This code should look pretty familiar as well, since it’s almost exactly the same as mapping the endnotes. We iterate over each word, and test to see if it is a character entity. If so we can continue to the next word because this one isn’t a reference. If we’re in an SGML tag, we can get the next word, and if it’s not a close tag we can continue to the next word, because this isn’t a reference either. If it’s an open sup or open font tag, we need to set the in_tag flag to true, and if it’s a close sup or close font tag, we can set the in_tag flag to false. Lastly, if it’s just a normal SGML tag, we can also skip it, because it’s not a word that might be a footnote reference unless it’s in a sup or font tag.
if (s1[0] == '[') { /* Footnote as [1] */ s1 = GetStringSegment(s1, 1); /* Skip the brace */ s1 = ReplaceInString(s1, "]", ""); /* Remove closing */ nn = DecimalToInteger(s1); /* Perform conversion */ } /* end footnote number as[] */ else { /* As a plain number */ nn = DecimalToInteger(s1); /* Perform conversion */ } /* end footnote as number */ if ((nn < 1) || (nn >= MAX_NOTES) || in_tag == false){ /* Not a valid number */ continue; /* Go back for more */ } /* end not valida */ /* o Add Item */ same_note = false; /* reset same_note flag */ for(ix=0;ix<n_count;ix++){ /* for each footnote we found */ if (n_ox[ix]==ox){ /* if this outline item is a footnote */ same_note = true; /* flag as already tagged */ } /* */ } /* */ if (same_note){ /* if already a footnote def */ break; /* go for next outline object */ } /* */ n_px[nn-1] = px; /* store page number of reference */ } /* */ ox++; /* Next Outline Item */ } /* */ return ERROR_NONE; /* Exit, no error */ } /* end function */
If we’re still processing, we can use the same logic as in the other function to remove the brackets from the number and test if it’s a valid footnote, and if so, we can check to make sure we don’t already have this reference, then store the page number of the reference in n_px for our run function to use later.

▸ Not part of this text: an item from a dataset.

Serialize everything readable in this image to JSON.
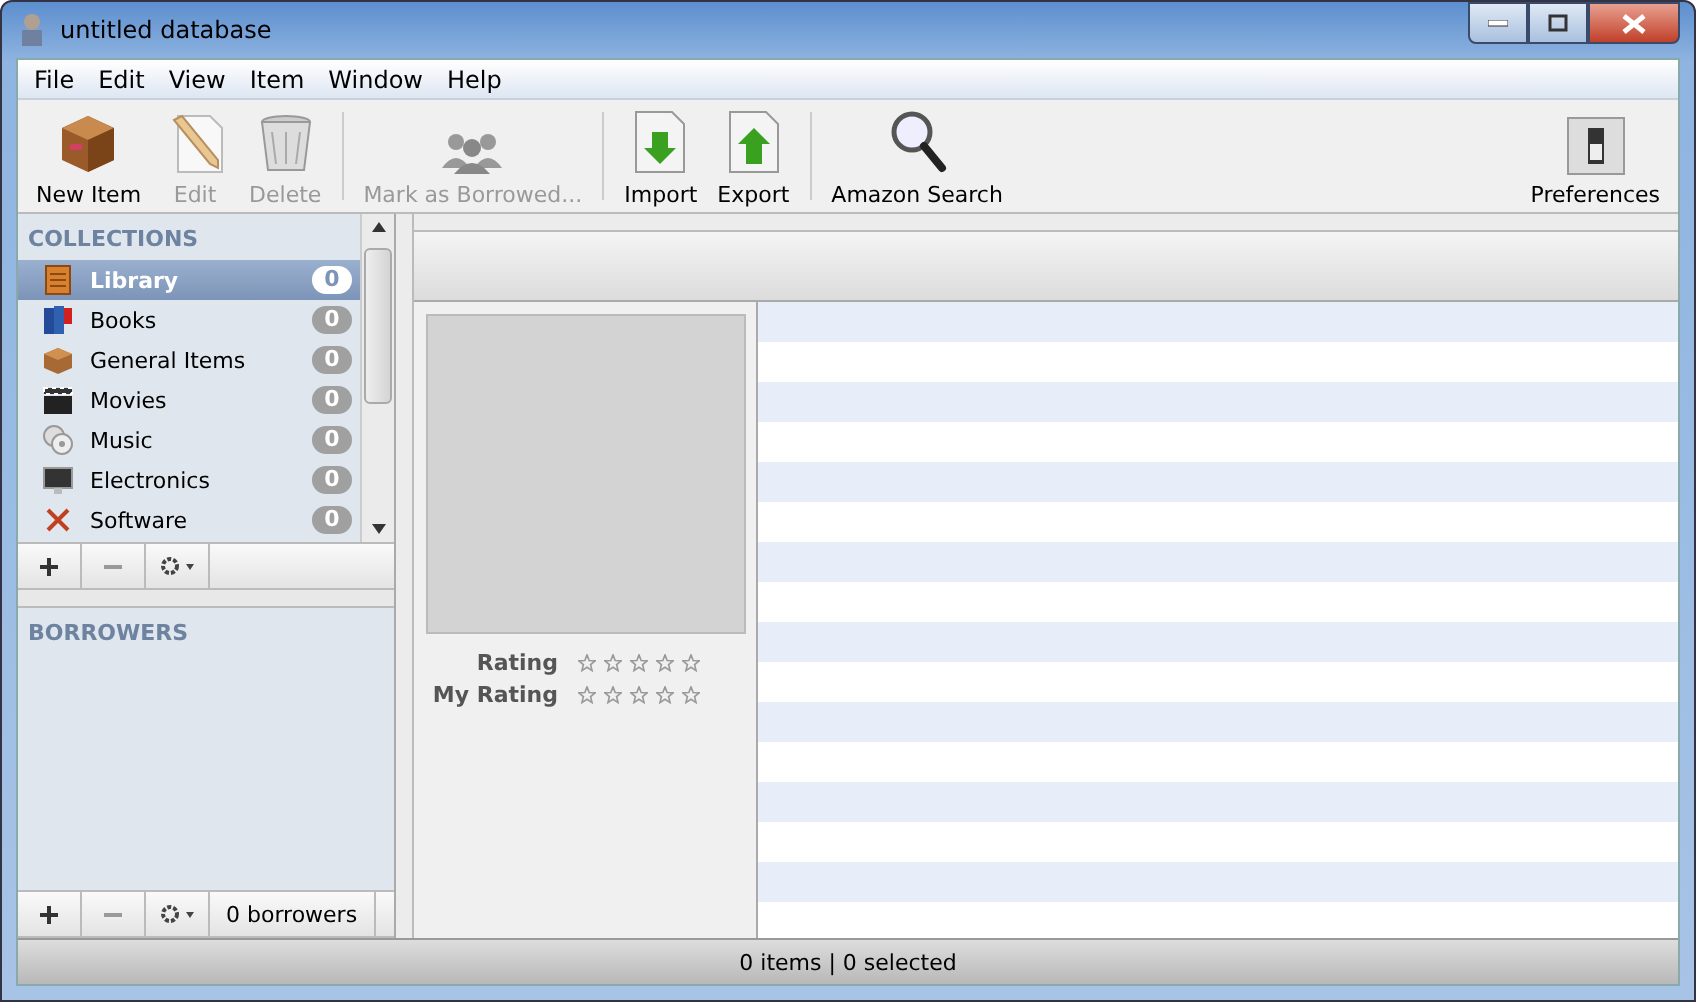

All in all, this is probably one of the more complicated script’s we’ve discussed on this blog, but it just takes a lot of little things and applies them into a larger whole. It’s gone through many revisions, as we found files it doesn’t work on, it has been modified to work as expected. I’m sure it’s not 100% complete, so it will probably need future additions to it when we encounter other documents it doesn’t work very well on, but that’s how these things are done. The script does the best it can, and it just needs to evolve as more possible variations on footnotes are found.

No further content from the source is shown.